Following destruction, progressive cartilage degradation and OA ensue. Age is the most consistently identified risk factor for OA, regardless of the joint being studied. Prevalence rates for both radiographic OA and, to a lesser extent, symptomatic OA rise steeply after age 40 years in women and age 50 years in men. Pain is the predominant symptom in degenerative arthritis.

An enlargement forms and overlies the joint, and swelling develops around the joint. In MPJ OA, a change in the ability to ambulate with ease, coupled with stiffness and pain, accentuates the risk of falls in senior patients. Symptoms, physical findings, and radiographic changes constitute the diagnostic triad of OA. The American College of Rheumatology has set forth classification criteria to aid in the identification of patients with symptomatic OA that include, but do not rely solely on, radiographic findings. Of note, the presence of monarticular heat, redness, and swelling indicates infection until proven otherwise, although gout is more likely. At this time, there are no pharmacologic agents capable of retarding the progression of OA or preventing OA. This is a fundamental and important area of current research.

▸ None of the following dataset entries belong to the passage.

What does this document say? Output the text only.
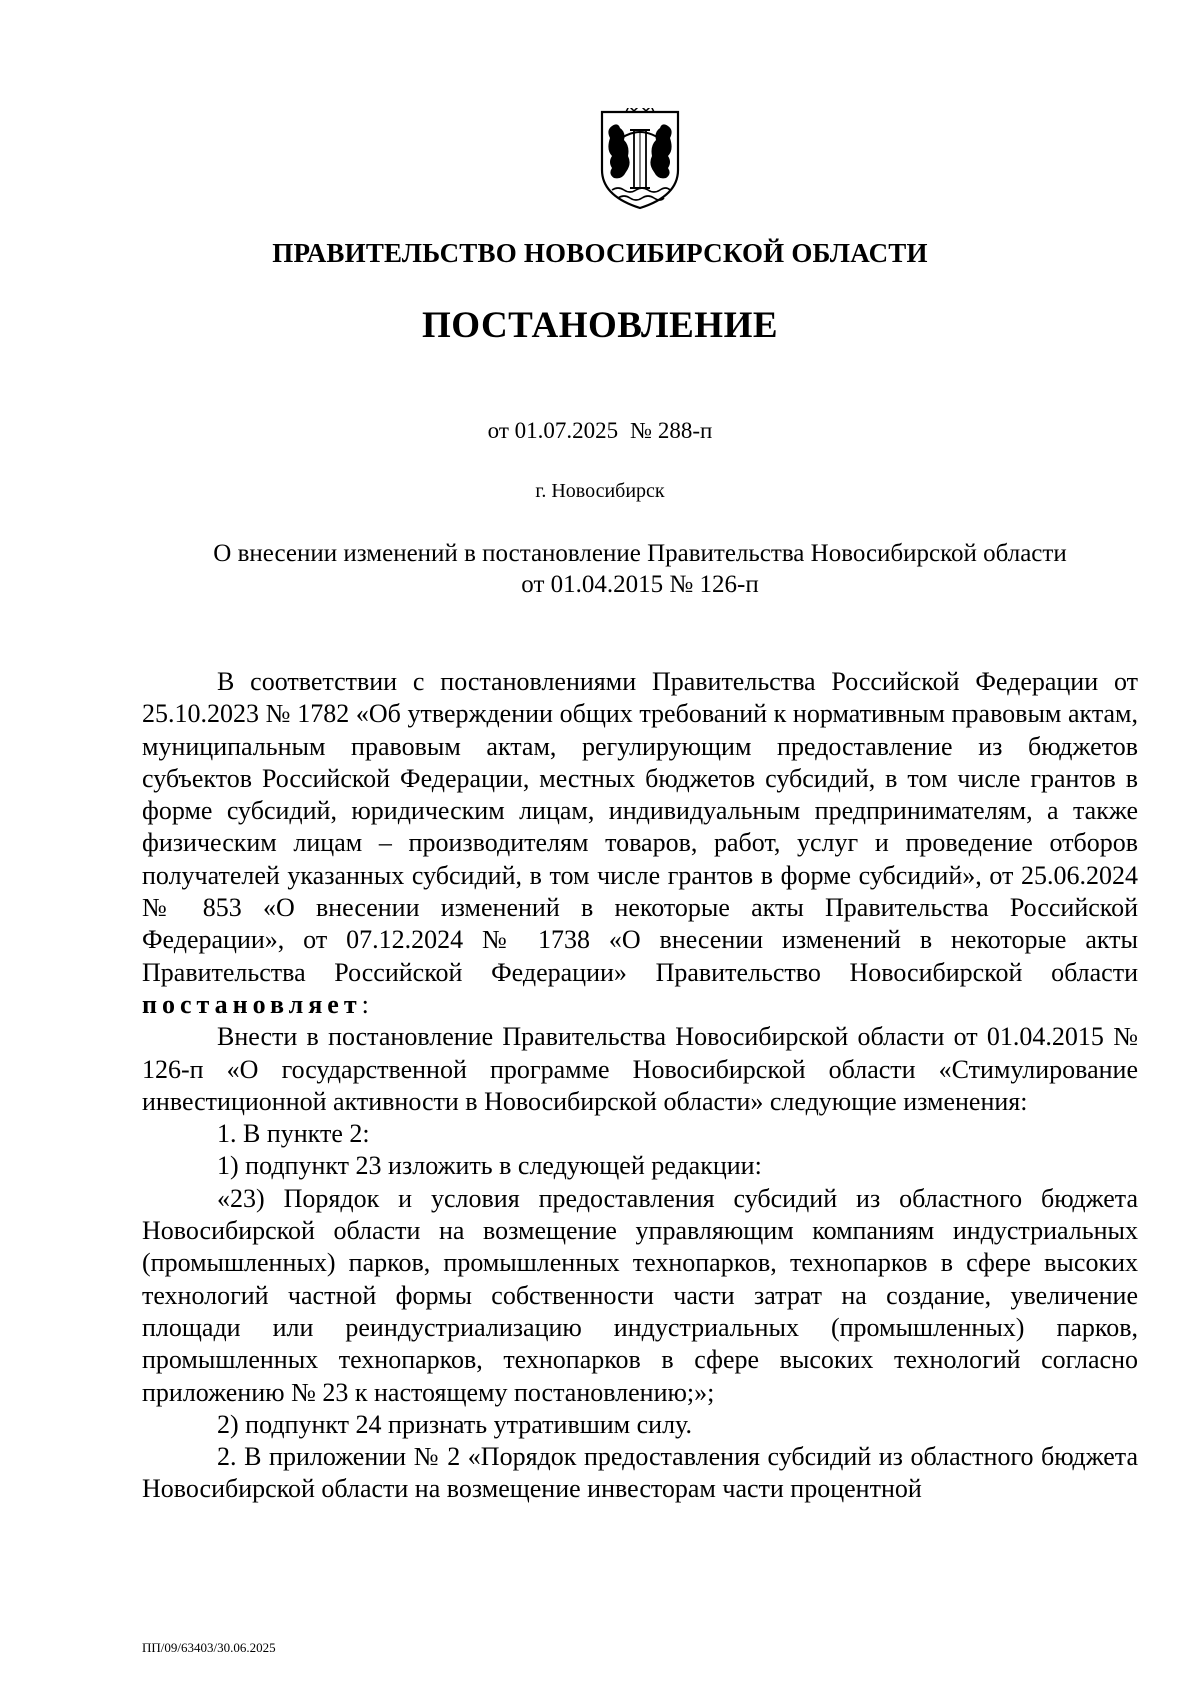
ПРАВИТЕЛЬСТВО НОВОСИБИРСКОЙ ОБЛАСТИ
ПОСТАНОВЛЕНИЕ
от 01.07.2025 № 288-п
г. Новосибирск
О внесении изменений в постановление Правительства Новосибирской области
от 01.04.2015 № 126-п

В соответствии с постановлениями Правительства Российской Федерации от 25.10.2023 № 1782 «Об утверждении общих требований к нормативным правовым актам, муниципальным правовым актам, регулирующим предоставление из бюджетов субъектов Российской Федерации, местных бюджетов субсидий, в том числе грантов в форме субсидий, юридическим лицам, индивидуальным предпринимателям, а также физическим лицам – производителям товаров, работ, услуг и проведение отборов получателей указанных субсидий, в том числе грантов в форме субсидий», от 25.06.2024 № 853 «О внесении изменений в некоторые акты Правительства Российской Федерации», от 07.12.2024 № 1738 «О внесении изменений в некоторые акты Правительства Российской Федерации» Правительство Новосибирской области постановляет:

Внести в постановление Правительства Новосибирской области от 01.04.2015 № 126-п «О государственной программе Новосибирской области «Стимулирование инвестиционной активности в Новосибирской области» следующие изменения:

1. В пункте 2:

1) подпункт 23 изложить в следующей редакции:

«23) Порядок и условия предоставления субсидий из областного бюджета Новосибирской области на возмещение управляющим компаниям индустриальных (промышленных) парков, промышленных технопарков, технопарков в сфере высоких технологий частной формы собственности части затрат на создание, увеличение площади или реиндустриализацию индустриальных (промышленных) парков, промышленных технопарков, технопарков в сфере высоких технологий согласно приложению № 23 к настоящему постановлению;»;

2) подпункт 24 признать утратившим силу.

2. В приложении № 2 «Порядок предоставления субсидий из областного бюджета Новосибирской области на возмещение инвесторам части процентной

ПП/09/63403/30.06.2025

New therapies focused on reducing MMP activity and on stimulating matrix synthesis are in development. Studies of community-dwelling and nursing home elderly clearly demonstrate that an important benefit of exercise is a reduction in the number of falls. According to a study by Riskowski et al, clinical trials and prospective studies will be required to unravel the links between foot pain, foot conditions, and interventions that lessen the impact of rheumatic diseases. Both arthritis and foot pain are major public health problems. Pharmacists can guide patients, healthcare providers, and caregivers toward modalities to relieve MPJ pain and stiffness for the maintenance and improvement of joint mobility, joint functionality, and quality of life.

Aging of the muscles and joints. In: Halter JB, Ouslander JG, Tinetti ME, et al, eds. Hazzard’s Geriatric Medicine and Gerontology. In: Fillit HM, Rockwood K, Woodhouse K, eds. Projections of US prevalence of arthritis and associated activity limitations. Riskowski J, Dufour AB, Hannan MT. Current musculoskeletal research on feet.

Menz HB, Tiedemann A, Kwan MM, et al. Foot pain in community-dwelling older people: evaluation of the Manchester Foot Pain and Disability Index. Dufour AB, Broe KE, Nguyen US, et al. Foot pain: is current or past shoewear a factor? Menz HB, Levinger P, Tan JM, et al.